This seemingly dull village of mud huts holds beautiful attractions. It is situated in a bowl-shaped flat valley with the Tabo Monastery lying at the bottom of the valley, unlike other monasteries which are usually perched atop hills. One will find galleries of wall paintings and stucco statues here, earning it the title of 'Ajanta of the Himalaya', inspired by the Maharashtrian destination which has caves full of art. Founded in 996 AD, Tabo is the largest monastic complex in Spiti Valley. Also called Tabo Chos-Kor Monastery, it is said to have been founded by the Tibetan Buddhist Iotsawa (translator) Rinchen Zangpo on behalf of Yeshe-O, the king of Guge in the western Himalayas.

It boasts nine temples, 23 chortens, and chambers for monks and nuns. Besides, it has many caves carved into the cliff face where monks used to meditate. Alongside are some contemporary structures. One will also find thangkas or scroll paintings and manuscripts here. For Himalayan Buddhists, Tabo is second to Tibet's Tholing Monastery in terms of its religious sanctity. Several Indian pundits have, over the years, visited the Tabo monastery to learn Tibetan language.
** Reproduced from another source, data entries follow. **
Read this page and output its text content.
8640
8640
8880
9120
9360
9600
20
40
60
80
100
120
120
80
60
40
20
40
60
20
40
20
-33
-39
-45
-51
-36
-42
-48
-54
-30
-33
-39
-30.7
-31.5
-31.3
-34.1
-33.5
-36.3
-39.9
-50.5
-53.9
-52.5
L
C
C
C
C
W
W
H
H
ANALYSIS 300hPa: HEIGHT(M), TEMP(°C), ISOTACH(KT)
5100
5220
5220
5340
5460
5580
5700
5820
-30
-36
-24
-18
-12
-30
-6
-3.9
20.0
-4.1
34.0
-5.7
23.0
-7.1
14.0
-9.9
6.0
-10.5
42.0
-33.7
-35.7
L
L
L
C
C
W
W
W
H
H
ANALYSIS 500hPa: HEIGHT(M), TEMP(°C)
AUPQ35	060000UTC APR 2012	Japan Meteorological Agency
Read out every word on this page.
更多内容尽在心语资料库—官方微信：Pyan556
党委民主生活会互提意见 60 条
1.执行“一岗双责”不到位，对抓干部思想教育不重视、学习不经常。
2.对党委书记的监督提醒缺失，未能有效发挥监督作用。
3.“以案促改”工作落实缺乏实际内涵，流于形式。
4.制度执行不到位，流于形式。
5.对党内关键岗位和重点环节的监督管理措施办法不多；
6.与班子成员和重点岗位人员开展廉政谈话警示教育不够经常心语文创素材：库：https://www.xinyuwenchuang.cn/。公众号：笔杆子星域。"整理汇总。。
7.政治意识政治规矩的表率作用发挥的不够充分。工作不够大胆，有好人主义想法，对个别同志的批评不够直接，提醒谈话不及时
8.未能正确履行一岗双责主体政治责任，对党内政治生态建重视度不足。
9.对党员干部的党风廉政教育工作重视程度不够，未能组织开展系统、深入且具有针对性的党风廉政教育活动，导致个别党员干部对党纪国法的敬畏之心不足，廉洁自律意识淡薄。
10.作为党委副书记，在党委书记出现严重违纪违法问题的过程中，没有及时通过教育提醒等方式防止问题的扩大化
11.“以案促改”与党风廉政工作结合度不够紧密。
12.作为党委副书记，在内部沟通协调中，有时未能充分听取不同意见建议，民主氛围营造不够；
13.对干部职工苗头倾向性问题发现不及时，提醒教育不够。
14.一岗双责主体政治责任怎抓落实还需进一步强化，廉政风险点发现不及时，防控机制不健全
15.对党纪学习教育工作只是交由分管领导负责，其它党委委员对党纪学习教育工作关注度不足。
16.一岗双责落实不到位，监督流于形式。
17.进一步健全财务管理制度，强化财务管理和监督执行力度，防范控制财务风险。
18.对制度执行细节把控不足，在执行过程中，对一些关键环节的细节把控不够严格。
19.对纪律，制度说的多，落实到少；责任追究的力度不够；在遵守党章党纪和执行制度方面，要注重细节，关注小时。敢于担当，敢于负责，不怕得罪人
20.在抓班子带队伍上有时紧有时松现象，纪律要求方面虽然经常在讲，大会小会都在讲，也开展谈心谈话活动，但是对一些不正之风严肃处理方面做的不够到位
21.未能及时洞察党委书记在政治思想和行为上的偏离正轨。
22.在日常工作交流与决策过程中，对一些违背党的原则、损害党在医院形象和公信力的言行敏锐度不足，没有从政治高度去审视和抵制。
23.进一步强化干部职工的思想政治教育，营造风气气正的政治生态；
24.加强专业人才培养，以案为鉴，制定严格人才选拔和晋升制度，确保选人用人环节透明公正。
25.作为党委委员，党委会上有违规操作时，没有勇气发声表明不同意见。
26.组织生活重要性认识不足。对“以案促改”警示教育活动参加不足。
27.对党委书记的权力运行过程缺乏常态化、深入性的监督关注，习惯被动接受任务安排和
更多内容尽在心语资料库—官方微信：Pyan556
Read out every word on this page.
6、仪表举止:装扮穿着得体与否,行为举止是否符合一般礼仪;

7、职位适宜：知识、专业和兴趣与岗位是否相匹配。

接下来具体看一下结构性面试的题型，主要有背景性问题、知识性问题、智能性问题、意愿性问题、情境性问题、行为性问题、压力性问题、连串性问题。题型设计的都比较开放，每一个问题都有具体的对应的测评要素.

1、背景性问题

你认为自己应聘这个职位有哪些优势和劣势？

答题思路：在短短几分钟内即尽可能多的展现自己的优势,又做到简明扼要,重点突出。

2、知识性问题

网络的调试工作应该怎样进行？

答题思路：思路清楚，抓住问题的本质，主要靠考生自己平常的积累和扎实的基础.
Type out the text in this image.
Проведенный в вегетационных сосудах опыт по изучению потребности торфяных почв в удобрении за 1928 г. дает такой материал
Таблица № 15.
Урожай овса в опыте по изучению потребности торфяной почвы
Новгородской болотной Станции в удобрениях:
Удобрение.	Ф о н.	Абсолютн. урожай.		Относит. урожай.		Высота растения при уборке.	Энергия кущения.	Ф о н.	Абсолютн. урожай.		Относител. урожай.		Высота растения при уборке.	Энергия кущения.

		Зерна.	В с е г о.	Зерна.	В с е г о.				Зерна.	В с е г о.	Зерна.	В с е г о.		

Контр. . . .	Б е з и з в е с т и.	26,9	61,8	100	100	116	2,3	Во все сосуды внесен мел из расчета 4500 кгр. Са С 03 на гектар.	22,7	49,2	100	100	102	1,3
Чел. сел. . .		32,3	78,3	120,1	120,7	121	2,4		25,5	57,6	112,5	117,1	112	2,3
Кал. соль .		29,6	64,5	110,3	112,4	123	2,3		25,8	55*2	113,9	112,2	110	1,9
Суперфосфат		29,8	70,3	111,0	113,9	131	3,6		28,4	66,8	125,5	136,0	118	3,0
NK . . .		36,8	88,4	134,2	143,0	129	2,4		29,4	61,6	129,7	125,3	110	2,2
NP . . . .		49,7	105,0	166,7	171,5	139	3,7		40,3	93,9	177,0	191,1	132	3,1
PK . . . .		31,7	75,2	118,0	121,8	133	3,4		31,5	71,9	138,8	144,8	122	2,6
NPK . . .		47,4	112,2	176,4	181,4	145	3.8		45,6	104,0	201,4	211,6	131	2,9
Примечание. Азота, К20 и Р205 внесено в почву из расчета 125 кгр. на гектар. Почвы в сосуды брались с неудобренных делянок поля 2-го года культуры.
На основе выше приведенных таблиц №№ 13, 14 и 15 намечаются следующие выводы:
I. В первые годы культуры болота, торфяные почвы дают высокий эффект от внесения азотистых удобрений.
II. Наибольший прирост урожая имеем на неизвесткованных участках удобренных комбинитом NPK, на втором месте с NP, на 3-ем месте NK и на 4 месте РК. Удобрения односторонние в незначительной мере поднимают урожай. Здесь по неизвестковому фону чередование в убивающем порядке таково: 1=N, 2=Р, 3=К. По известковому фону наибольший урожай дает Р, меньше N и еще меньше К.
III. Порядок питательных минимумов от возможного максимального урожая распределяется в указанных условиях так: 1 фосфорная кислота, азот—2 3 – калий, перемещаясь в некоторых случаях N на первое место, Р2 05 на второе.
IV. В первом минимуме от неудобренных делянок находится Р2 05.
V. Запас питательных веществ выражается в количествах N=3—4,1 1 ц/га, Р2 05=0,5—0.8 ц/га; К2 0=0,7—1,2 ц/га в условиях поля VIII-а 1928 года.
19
After the earthquake in 1975, the monastery had to be rebuilt and a new Assembly Hall or Du-kang was also constructed. The Kalchakra ceremonies, a process of initiation and rejuvenation, in 1983 and 1996 were held here by the 14th Dalai Lama. It is being protected by the Archaeological Survey of India (ASI) as a national historic treasure and the ASI encourages heritage tourism to the Tabo Monastery.